I’m considering parallelizing the downloading of multiple FASTQ files from FTP sources using a SLURM job scheduler. Specifically, I’m thinking of using a job array where each element corresponds to either a single FASTQ file (for single-end reads) or two FASTQ files (for paired-end reads). Would this be an efficient approach for handling large-scale downloads on a high-performance computing cluster? Are there potential pitfalls or better alternatives for managing such downloads in parallel?
Thank you for the suggestion. To clarify, are you recommending submitting a single job to the scheduler with
--cpus-per-task=${threads}
and then running GNU Parallel within that job using--jobs ${threads}
?Yep, that should work.
I've seen this configuration before and I don't get reason behind it.
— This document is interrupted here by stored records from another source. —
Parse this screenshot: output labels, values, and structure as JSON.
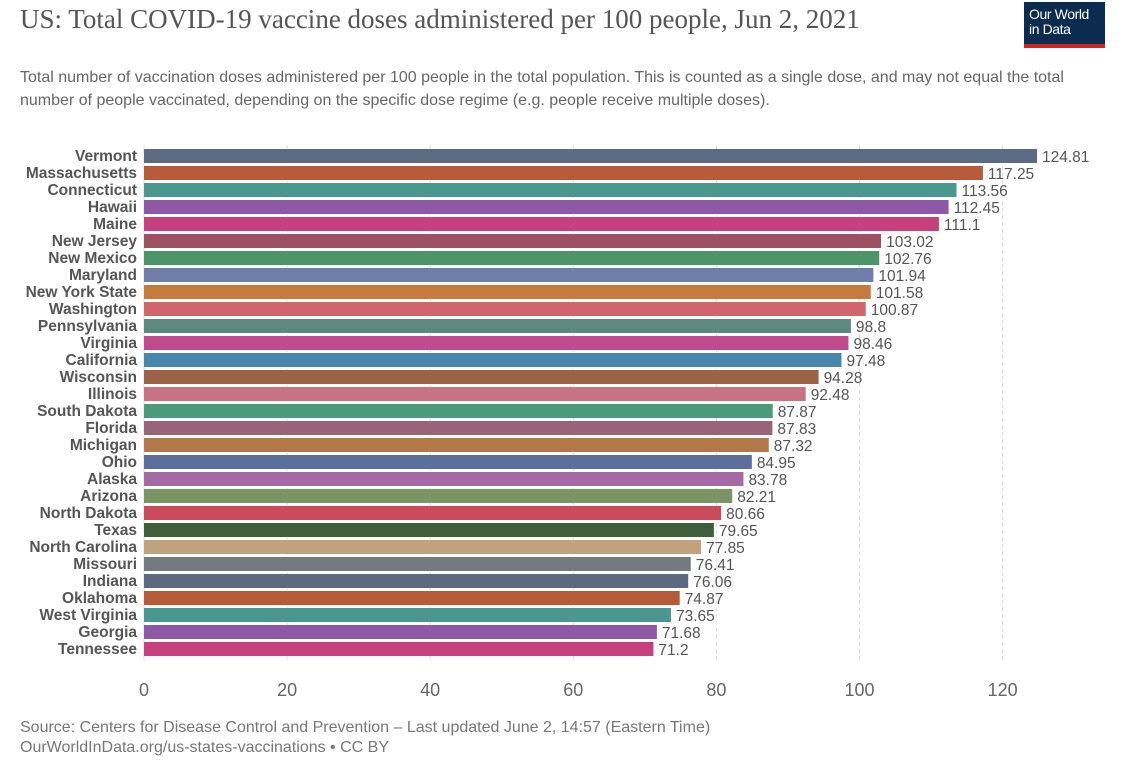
{
  "title": "US: Total COVID-19 vaccine doses administered per 100 people, Jun 2, 2021",
  "subtitle": "Total number of vaccination doses administered per 100 people in the total population. This is counted as a single dose, and may not equal the total number of people vaccinated, depending on the specific dose regime (e.g. people receive multiple doses).",
  "logo": {
    "line1": "Our World",
    "line2": "in Data",
    "bg_color": "#0b2b4f",
    "accent_color": "#ce261e"
  },
  "footer": {
    "source": "Source: Centers for Disease Control and Prevention – Last updated June 2, 14:57 (Eastern Time)",
    "url": "OurWorldInData.org/us-states-vaccinations • CC BY"
  },
  "chart_data": {
    "type": "bar",
    "orientation": "horizontal",
    "categories": [
      "Vermont",
      "Massachusetts",
      "Connecticut",
      "Hawaii",
      "Maine",
      "New Jersey",
      "New Mexico",
      "Maryland",
      "New York State",
      "Washington",
      "Pennsylvania",
      "Virginia",
      "California",
      "Wisconsin",
      "Illinois",
      "South Dakota",
      "Florida",
      "Michigan",
      "Ohio",
      "Alaska",
      "Arizona",
      "North Dakota",
      "Texas",
      "North Carolina",
      "Missouri",
      "Indiana",
      "Oklahoma",
      "West Virginia",
      "Georgia",
      "Tennessee"
    ],
    "values": [
      124.81,
      117.25,
      113.56,
      112.45,
      111.1,
      103.02,
      102.76,
      101.94,
      101.58,
      100.87,
      98.8,
      98.46,
      97.48,
      94.28,
      92.48,
      87.87,
      87.83,
      87.32,
      84.95,
      83.78,
      82.21,
      80.66,
      79.65,
      77.85,
      76.41,
      76.06,
      74.87,
      73.65,
      71.68,
      71.2
    ],
    "value_labels": [
      "124.81",
      "117.25",
      "113.56",
      "112.45",
      "111.1",
      "103.02",
      "102.76",
      "101.94",
      "101.58",
      "100.87",
      "98.8",
      "98.46",
      "97.48",
      "94.28",
      "92.48",
      "87.87",
      "87.83",
      "87.32",
      "84.95",
      "83.78",
      "82.21",
      "80.66",
      "79.65",
      "77.85",
      "76.41",
      "76.06",
      "74.87",
      "73.65",
      "71.68",
      "71.2"
    ],
    "colors": [
      "#5b6b83",
      "#b65a3a",
      "#4a9790",
      "#8d58a6",
      "#c6407d",
      "#9c5062",
      "#4c9569",
      "#6d7fa8",
      "#c57a3e",
      "#d0666b",
      "#5c8a7e",
      "#c04a8e",
      "#4887ac",
      "#9c6245",
      "#c87382",
      "#4a9a7b",
      "#9a6478",
      "#b3784a",
      "#5b6f9a",
      "#a56aa5",
      "#7a9463",
      "#c94b5c",
      "#3f5f3a",
      "#c2a27e",
      "#727a80",
      "#5b6a80",
      "#b65a3a",
      "#4a9790",
      "#8d58a6",
      "#c6407d"
    ],
    "xticks": [
      "0",
      "20",
      "40",
      "60",
      "80",
      "100",
      "120"
    ],
    "xlim": [
      0,
      130
    ],
    "grid": "vertical dashed"
  }
}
Doesn't it defeat the point of having an HPC with a scheduler?
I don't think so. This setup just assumes that most jobs are highly parallel and will be using the full set of resources of one or more nodes. In practice, this is not always true, in which case there will be some level of inefficient resource usage.
The cluster I work on has, over time, decided to take an "opt-in" approach to node sharing, where users who know they don't need an entire node can voluntarily submit to queues designed for multitenancy. So far, this seems to work pretty well.
Fair enough, but it seems a strong assumption. If I submit a job asking for 1 GB or memory and 1 cpu, I don't see why that job should fully occupy a node that is presumably much larger than that. I mean, it's the scheduler's task to find out where my job should go to make the best use of resources.
I actually more-or-less agree with you. I suspect that the next HPC system we set up will probably go from an "opt-in" to "opt-out" approach, forcing users to share node resources by default.
This kind of configuration is quite common on HPCs with very different users, mainly with different backgrounds/interests (eg. academic and industrial users).
HPC-admins I came across usually point to the fact that it is a 'security' measure, as in : node-exclusivity assures you can't snoop around to see what other people are doing or interfere with their jobs.
In my experience it usually does allow that jobs from the same user can run on the same server/node (if resource request allows it)
I don't mean to be a pain, just procrastinating and thinking aloud here... A malicious user can still ssh from the headnode to a working node and see who is running what. Regarding interfering with jobs, if a regular user can do that then I'm inclined to think that either the cluster or the scheduler are not correctly managed (well, once I killed other people's jobs because I filled the
/tmp
directory).There are ways to prevent this. A cluster can be set up to not allow one to ssh to a node where you don't have an active job running. Can that restriction be circumvented? Sure. In general, one would like to believe that your colleagues are not looking to do something malicious.
It's fairly straightforward to prevent ssh to compute nodes without a job allocation.